Bagi remaja, pihak sekolah dan orang tua memiliki peran penting untuk mengendalikan efek buruk dari FoMO. Orang tua tak bisa sekonyong-konyong memberi sabda bahwa bermain gawai dan berselancar di media sosial hanya memberi efek buruk. Remaja perlu mengetahui alasan yang logis dan masuk akal mengapa bermain gawai berlebihan menimbulkan efek yang tidak baik untuk kesehatan fisik dan psikis mereka. Pihak sekolah dan orang tua harus jeli melihat potensi dalam diri remaja, pun para remaja harus memiliki keberanian untuk mengakui apa yang menjadi keahlian mereka. Semisal seorang remaja yang gemar melihat dan mengikuti berita tentang influencer make up bisa jadi memiliki ketertarikan dalam dunia rias atau seorang remaja yang gemar mengedit video jedag-jedug bisa jadi memiliki bakat menjadi penyunting video. Remaja yang tak ingin ketinggalan berita nasional pun patut diapresiasi karena memiliki rasa ingin tahu mengenai kondisi negaranya.
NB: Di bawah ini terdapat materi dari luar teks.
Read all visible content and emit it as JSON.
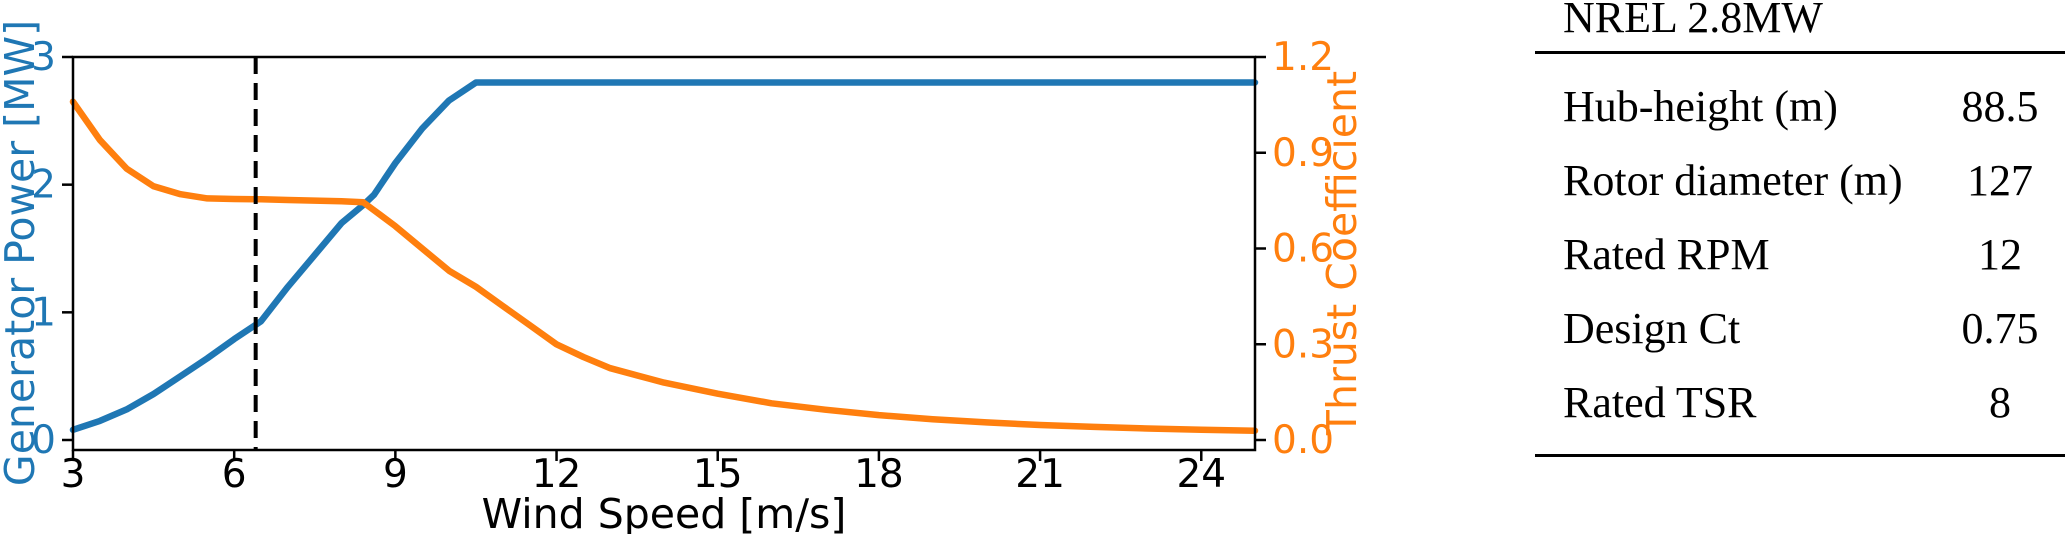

Remaja berprestasi | Halfone (canva.com)
Remaja berprestasi | Halfone (canva.com)

Di dalam media sosial tak hanya menyajikan konten-konten negatif, namun banyak pula kampanye-kampanye yang menyerukan hal baik dan memberikan motivasi-motivasi. Semua tergantung bagaimana si Pengguna menyaring konten yang ingin dilihat. Memang sesuatu yang berlebihan itu tak pernah baik ya guys ya. Jika kalian sedang dilanda fenomena FoMO, sekali lagi tak usah khawatir, imbangi dengan literasi yang cukup dan kesadaran diri bahwa untuk membuat perubahan diperlukan sebuah aksi nyata, perubahaan nggak akan terjadi jika kalian terus terjebak di dunia maya. Jadikan konten di media sosial sebagai inspirasi untuk membangun negeri meski lewat aksi yang sangat kecil. Meski bagaimanapun kita makan, minum, tinggal, dan menghirup oksigen dari bumi Indonesia, masa iya nggak malu jadi pemuda mager alias malas bergerak?